At the Oregon Department of Transportation, Berry says his group is focusing on three things: increasing the availability of information, improving on data timeliness and engaging users.
"Many of our 4,500 employees have ideas, and we're trying to give them a platform to tell us what they think," he says. IT is still developing its slogan and logo, but two leading ideas so far are "We deliver information" and "Data done right."
Writing a mission statement is essential to helping IT sharpen its brand identity, according to Ouellette & Associates' Benson. "Get an understanding of what clients expect from you as the IT department, whether it's operational excellence or innovators of new technology," she says.
An IT department at a company that had suffered badly during the downturn, she says, focused its message on its ability to be innovative with the resources it already had. Another O&A client wanted to emphasize how easy the IT department was to work with, so it created a logo and a slogan and had them emblazoned on company-colored polo shirts; an oval over the pocket featured the new slogan: "Tech IT Easy."

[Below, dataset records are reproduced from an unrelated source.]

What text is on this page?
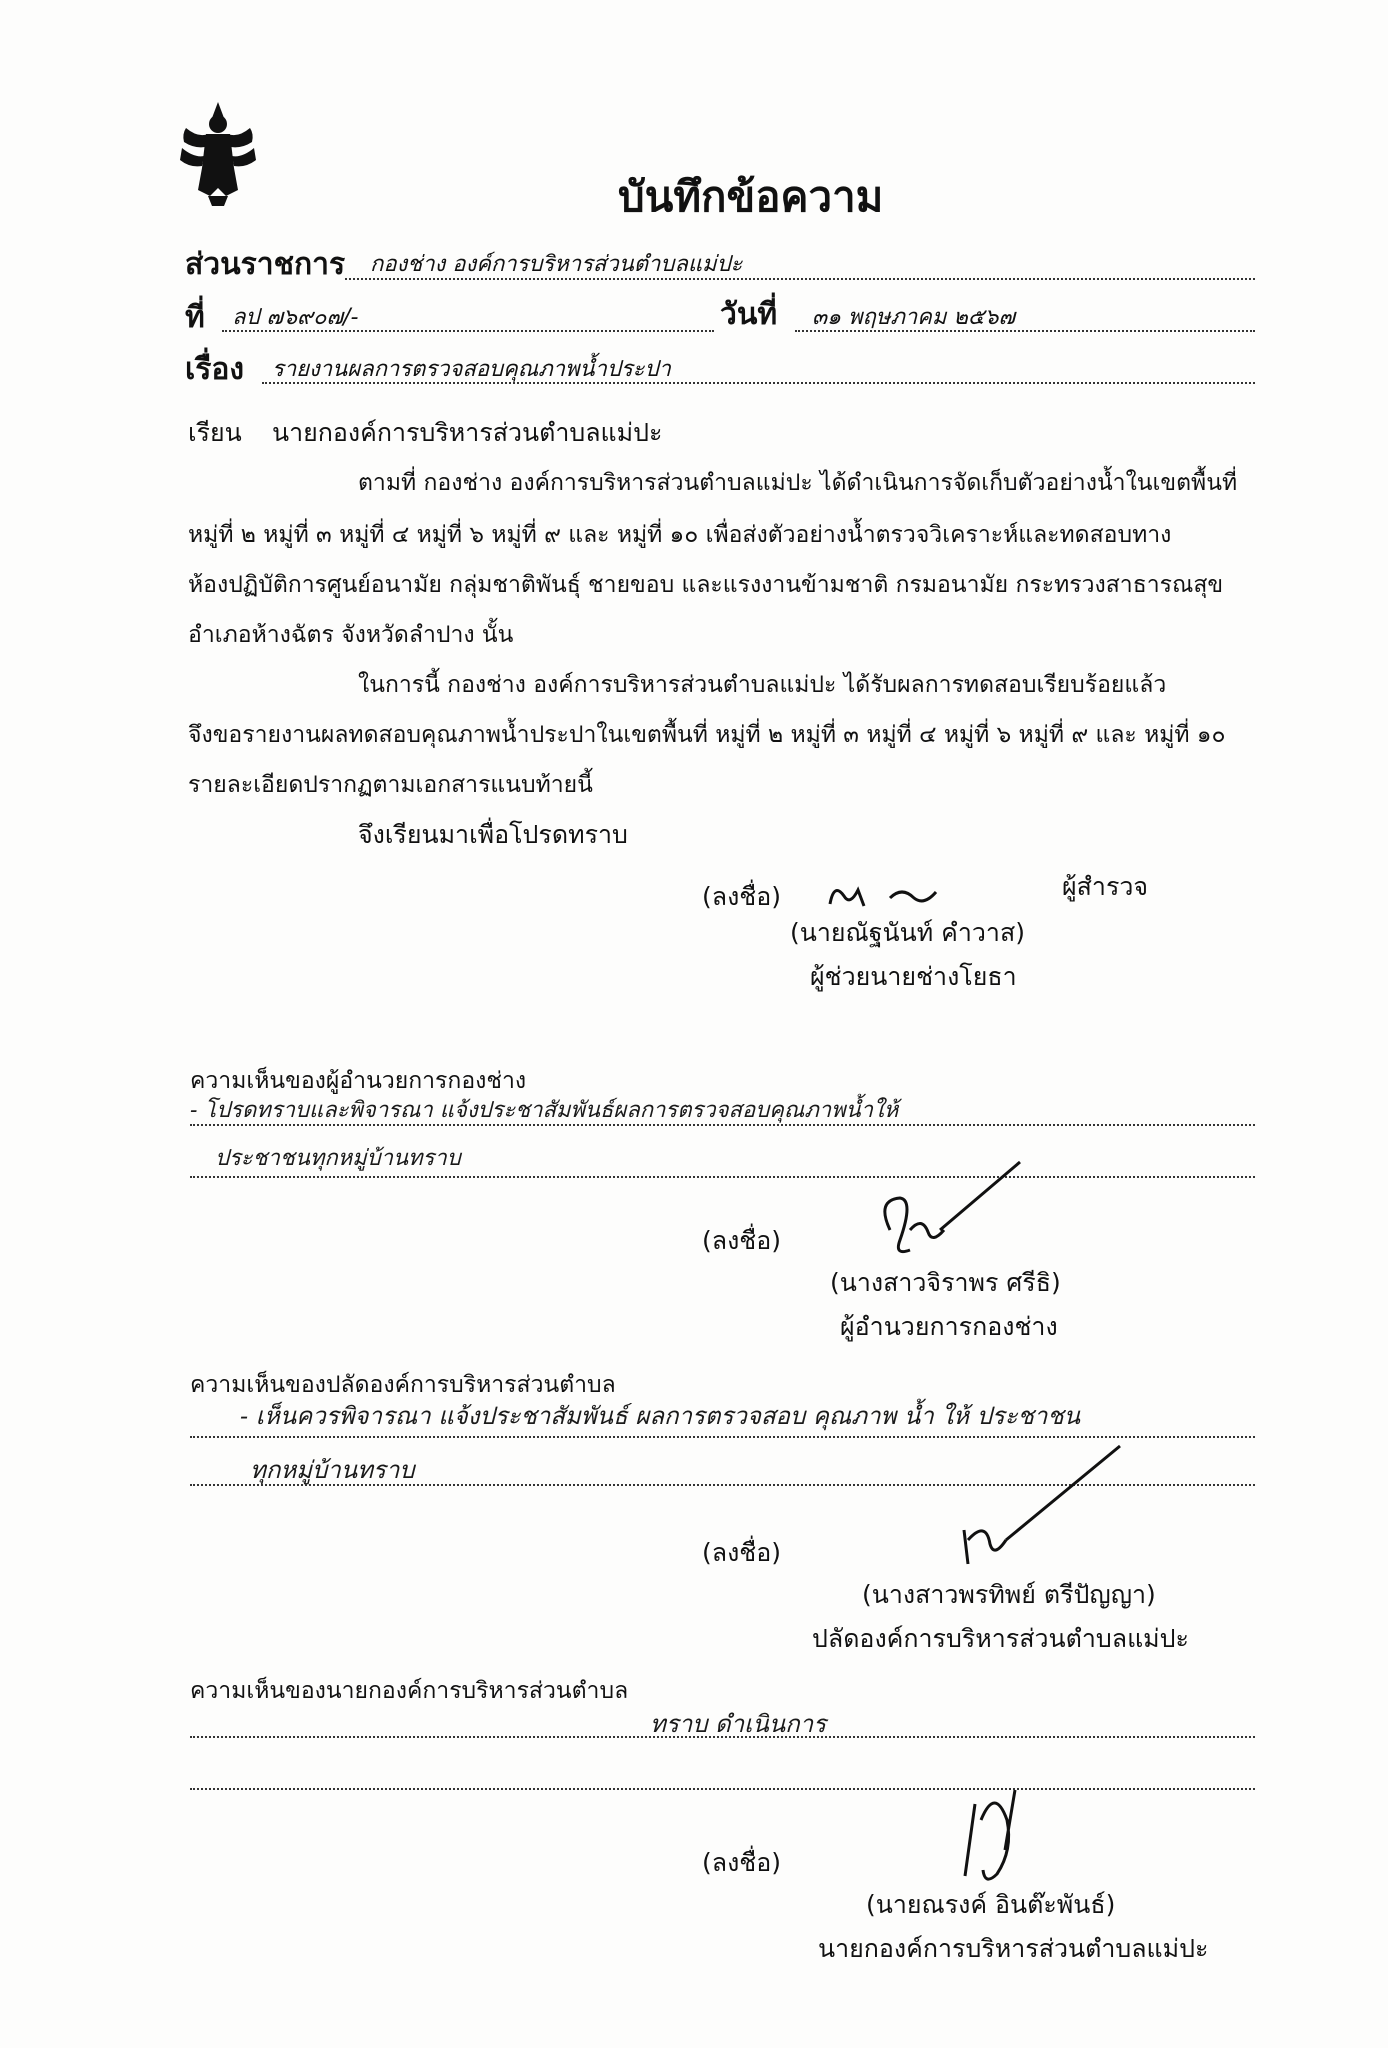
บันทึกข้อความ
ส่วนราชการ กองช่าง องค์การบริหารส่วนตำบลแม่ปะ
ที่ ลป ๗๖๙๐๗/-	วันที่ ๓๑ พฤษภาคม ๒๕๖๗
เรื่อง รายงานผลการตรวจสอบคุณภาพน้ำประปา
เรียน นายกองค์การบริหารส่วนตำบลแม่ปะ
ตามที่ กองช่าง องค์การบริหารส่วนตำบลแม่ปะ ได้ดำเนินการจัดเก็บตัวอย่างน้ำในเขตพื้นที่
หมู่ที่ ๒ หมู่ที่ ๓ หมู่ที่ ๔ หมู่ที่ ๖ หมู่ที่ ๙ และ หมู่ที่ ๑๐ เพื่อส่งตัวอย่างน้ำตรวจวิเคราะห์และทดสอบทาง
ห้องปฏิบัติการศูนย์อนามัย กลุ่มชาติพันธุ์ ชายขอบ และแรงงานข้ามชาติ กรมอนามัย กระทรวงสาธารณสุข
อำเภอห้างฉัตร จังหวัดลำปาง นั้น
ในการนี้ กองช่าง องค์การบริหารส่วนตำบลแม่ปะ ได้รับผลการทดสอบเรียบร้อยแล้ว
จึงขอรายงานผลทดสอบคุณภาพน้ำประปาในเขตพื้นที่ หมู่ที่ ๒ หมู่ที่ ๓ หมู่ที่ ๔ หมู่ที่ ๖ หมู่ที่ ๙ และ หมู่ที่ ๑๐
รายละเอียดปรากฏตามเอกสารแนบท้ายนี้
จึงเรียนมาเพื่อโปรดทราบ
(ลงชื่อ)	ผู้สำรวจ
(นายณัฐนันท์ คำวาส)
ผู้ช่วยนายช่างโยธา
ความเห็นของผู้อำนวยการกองช่าง
- โปรดทราบและพิจารณา แจ้งประชาสัมพันธ์ผลการตรวจสอบคุณภาพน้ำให้
ประชาชนทุกหมู่บ้านทราบ
(ลงชื่อ)
(นางสาวจิราพร ศรีธิ)
ผู้อำนวยการกองช่าง
ความเห็นของปลัดองค์การบริหารส่วนตำบล
- เห็นควรพิจารณา แจ้งประชาสัมพันธ์ ผลการตรวจสอบ คุณภาพ น้ำ ให้ ประชาชน
ทุกหมู่บ้านทราบ
(ลงชื่อ)
(นางสาวพรทิพย์ ตรีปัญญา)
ปลัดองค์การบริหารส่วนตำบลแม่ปะ
ความเห็นของนายกองค์การบริหารส่วนตำบล
ทราบ ดำเนินการ
(ลงชื่อ)
(นายณรงค์ อินต๊ะพันธ์)
นายกองค์การบริหารส่วนตำบลแม่ปะ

IT mission statements vary dramatically depending on the business you're in, says Azzarello. An IT department for an online business would likely want to be known for its ability to support 100% uptime, while one in a traditional company might want to emphasize the creative ways in which it can help cut costs or improve efficiency.
"Nobody cares how hard you work -- you have to do things that show you understand what's important [to the company]," she says.
Get a reality check
While many IT professionals might deny being creative, Benson says that in the workshops she holds, it never takes more than 20 minutes for a group to brainstorm some solid ideas. She urges CIOs to involve the technical staff in logo development, since it's a great team-building exercise and increases their level of buy-in.
However, it's a good idea to also involve other groups -- including the marketing and legal departments -- before making any final decisions, she says. Marketing, for instance, can help you stay consistent with how the company brands itself for its customers, Archibald says. And you may need to check with legal about restrictions on using elements of the corporate logo.
This is particularly true if you have any plans to market IT services outside the company, Druby says. His former IT organization planned to establish external centers of excellence and incorporate that into its eventual logo. "You don't want to have to do your logo all over again, so you need to think that through," he says.